Ailemin albümlerini dinlediğimi hatırlıyorum ve çok güzel bir koleksiyonları vardı. ‘Kind of Blue’ isimli albümü çok severdim ve ondan sonra 70ler jazz/funk albümlerini dinlemeye başladım. Daha sonra önceki yılların müziğini dinlemeye başladım, özellikle bebop ve swing. Genel olarak jazz müziğinin bütün örneklerini seviyorum ama kendimi en çok özdeştirdiğim tür bebop. Beğendiğim modern müzisyenler de bu tarz bir geçmişe sahip.
Bu modern müzisyenler hangileri?
Christian McBride, Kenny Garrett, Joe Lovano, John Patitucci.
Jazz basçıları genelde “grubun kalp atışı” olarak tanınır. Buna ne diyorsunuz?
Bu sorumluluklardan bir tanesi… Hangi tür jazz olduğuna bağlı sanırsam. Mesela bazı gruplar hep birlikte doğaçlama yapar, kimse zamanı vurgulamaz. Benim yapmayı hoşlandığım şeyler genelde bas ve davul ağırlıklı olanlar.
Sağ elinizi mi yoksa sol elinizi mi kullanıyorsunuz? Bu performansınızı nasıl etkiliyor? Vücut dili kontrbas çalarken ne kadar önemli?
Solağım. Gençken çok yaşlı bir keman öğretmenim vardı, bana sağ elimle çaldırırdı. Şu anda performansımı nasıl etkilediğiyle ilgili pek ilgilenmiyorum–iki elin de yapması gereken şeyler var. Vücut dili hakkında da pek düşünmüyorum. Sadece rahat ve verimli olmaya odaklanıyorum. Kendime zarar vermezsem yıllarca devam edebilirim demek bu!
Jazz kontrbasçıları grubun diğer üyeleriyle karşılaştırınca daha sakin ve sessiz insanlardır derler.
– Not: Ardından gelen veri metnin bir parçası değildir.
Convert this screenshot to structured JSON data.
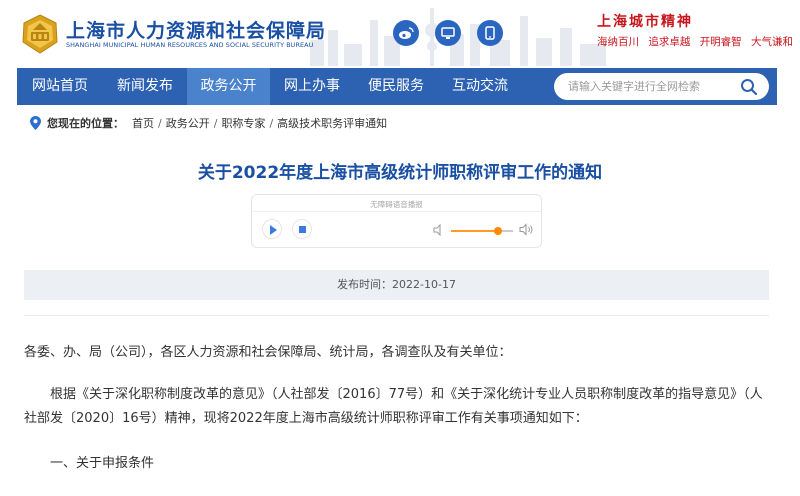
{
  "header": {
    "org_name": "上海市人力资源和社会保障局",
    "org_name_en": "SHANGHAI MUNICIPAL HUMAN RESOURCES AND SOCIAL SECURITY BUREAU",
    "spirit_title": "上海城市精神",
    "spirit_items": [
      "海纳百川",
      "追求卓越",
      "开明睿智",
      "大气谦和"
    ],
    "social_icons": [
      "weibo-icon",
      "desktop-icon",
      "mobile-icon"
    ]
  },
  "nav": {
    "items": [
      {
        "label": "网站首页",
        "active": false
      },
      {
        "label": "新闻发布",
        "active": false
      },
      {
        "label": "政务公开",
        "active": true
      },
      {
        "label": "网上办事",
        "active": false
      },
      {
        "label": "便民服务",
        "active": false
      },
      {
        "label": "互动交流",
        "active": false
      }
    ]
  },
  "search": {
    "placeholder": "请输入关键字进行全网检索"
  },
  "breadcrumb": {
    "label": "您现在的位置：",
    "items": [
      "首页",
      "政务公开",
      "职称专家",
      "高级技术职务评审通知"
    ]
  },
  "article": {
    "title": "关于2022年度上海市高级统计师职称评审工作的通知",
    "player_hint": "无障碍语音播报",
    "volume_level": 0.75,
    "publish_label": "发布时间：",
    "publish_date": "2022-10-17",
    "paragraphs": [
      "各委、办、局（公司），各区人力资源和社会保障局、统计局，各调查队及有关单位：",
      "根据《关于深化职称制度改革的意见》（人社部发〔2016〕77号）和《关于深化统计专业人员职称制度改革的指导意见》（人社部发〔2020〕16号）精神，现将2022年度上海市高级统计师职称评审工作有关事项通知如下：",
      "一、关于申报条件"
    ]
  },
  "colors": {
    "brand_blue": "#1a4fa3",
    "nav_blue": "#2d62b3",
    "nav_active": "#4b82cc",
    "accent_red": "#c8161d",
    "volume_orange": "#ff9c27"
  }
}
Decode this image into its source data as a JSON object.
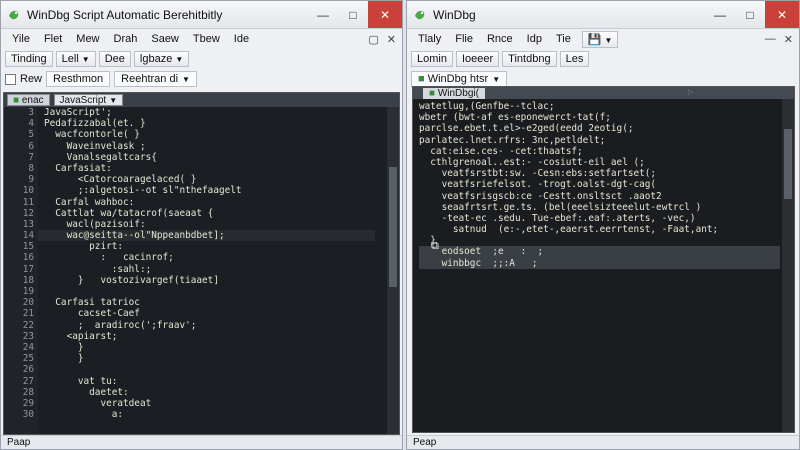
{
  "left": {
    "title": "WinDbg Script Automatic Berehitbitly",
    "menu": [
      "Yile",
      "Flet",
      "Mew",
      "Drah",
      "Saew",
      "Tbew",
      "Ide"
    ],
    "toolbar": [
      "Tinding",
      "Lell",
      "Dee",
      "lgbaze"
    ],
    "tabs_row": [
      "Rew",
      "Resthmon",
      "Reehtran di"
    ],
    "editor_tabs": [
      "enac",
      "JavaScript"
    ],
    "line_numbers": [
      "3",
      "4",
      "5",
      "6",
      "7",
      "8",
      "9",
      "10",
      "11",
      "12",
      "13",
      "14",
      "15",
      "16",
      "17",
      "18",
      "19",
      "20",
      "21",
      "22",
      "23",
      "24",
      "25",
      "26",
      "27",
      "28",
      "29",
      "30"
    ],
    "code_lines": [
      "JavaScript';",
      "Pedafizzabal(et. }",
      "  wacfcontorle( }",
      "    Waveinvelask ;",
      "    Vanalsegaltcars{",
      "  Carfasiat:",
      "      <Catorcoaragelaced( }",
      "      ;:algetosi--ot sl\"nthefaagelt",
      "  Carfal wahboc:",
      "  Cattlat wa/tatacrof(saeaat {",
      "    wacl(pazisoif:",
      "    wac@seitta--ol\"Nppeanbdbet];",
      "        pzirt:",
      "          :   cacinrof;",
      "            :sahl:;",
      "      }   vostozivargef(tiaaet]",
      "",
      "  Carfasi tatrioc",
      "      cacset-Caef",
      "      ;  aradiroc(';fraav';",
      "    <apiarst;",
      "      }",
      "      }",
      "",
      "      vat tu:",
      "        daetet:",
      "          veratdeat",
      "            a:"
    ],
    "status": "Paap"
  },
  "right": {
    "title": "WinDbg",
    "menu": [
      "Tlaly",
      "Flie",
      "Rnce",
      "Idp",
      "Tie"
    ],
    "toolbar": [
      "Lomin",
      "Ioeeer",
      "Tintdbng",
      "Les"
    ],
    "selector": "WinDbg htsr",
    "editor_tab": "WinDbgi(",
    "code_lines": [
      "watetlug,(Genfbe--tclac;",
      "wbetr (bwt-af es-eponewerct-tat(f;",
      "parclse.ebet.t.el>-e2ged(eedd 2eotig(;",
      "parlatec.lnet.rfrs: 3nc,petldelt;",
      "  cat:eise.ces- -cet:thaatsf;",
      "  cthlgrenoal..est:- -cosiutt-eil ael (;",
      "    veatfsrstbt:sw. -Cesn:ebs:setfartset(;",
      "    veatfsriefelsot. -trogt.oalst-dgt-cag(",
      "    veatfsrisgscb:ce -Cestt.onsltsct .aaot2",
      "    seaafrtsrt.ge.ts. (bel(eeelsizteeelut-ewtrcl )",
      "    -teat-ec .sedu. Tue-ebef:.eaf:.aterts, -vec,)",
      "      satnud  (e:-,etet-,eaerst.eerrtenst, -Faat,ant;",
      "  }",
      "    eodsoet  ;e   :  ;",
      "    winbbgc  ;;:A   ;"
    ],
    "status": "Peap"
  }
}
Buna katılıyor musunuz?
Bu sanırım bir efsane. Her entrümanı çalan içine kapanık insanlar olduğu gibi dışa dönük insanlar da var. Herkesde aslında ikisinden de birer parça var.
Hiç New Orleans’a gittiniz mi? Gitmediyseniz görmek istiyor musunuz?
Dört kez gittim ve tekrar gitmek istiyorum! Çok güzel bir şehir.
Nasıldı?
İnanılmaz–birkaç konser verdik ve yerel müzisyenler gelip bize eşlik ettiler. Bizi kendi konserlerine ve onlarla çalmaya davet ettiler. Çok misafirperver ve arkadaşcalısı bir deneyimdi. Orada müzikten beklenti çok yüksek ve konserlerinde çok eğleniyor gibilerdi.
New Orleans’taki favori jazz mekanlarınız hangileri?
Snug Harbor, Kermit’s Treme Mother in Law Lounge (gerçekten!), Preservation Hall, Tipitina’s.
Ve aklınızda kalan başka hatıralar var mı?
Bir defasında ‘second line’ denilen bir aktiviteye katılmıştık–burada birçok sosyal klüp bir araya gelip Kızılderili liderlerini ve bandoyu sokaklarda takip ediyorlar. Birkaç saat sürüyor. Yolda planlanmış mangal ve içki durakları oluyor. Sonrasında çok güzel bir mahalle barında müzik dinleyip Cajun yemekleri yemiştik. Çok güzel bir gündü.

Dan Sheppard (Photo: internet/unknown)
Yararlandığınız kaynakları paylaşmak ister misiniz?
‘Discover Double Bass’ (https://discoverdoublebass.com/) teknik bilgi için iyi bir kaynak. Bunun dışında kaynaklarım dinlemekten hoşlandığım albümler–sevdiğim parçaları çalmayı öğrenmek ve benzeri.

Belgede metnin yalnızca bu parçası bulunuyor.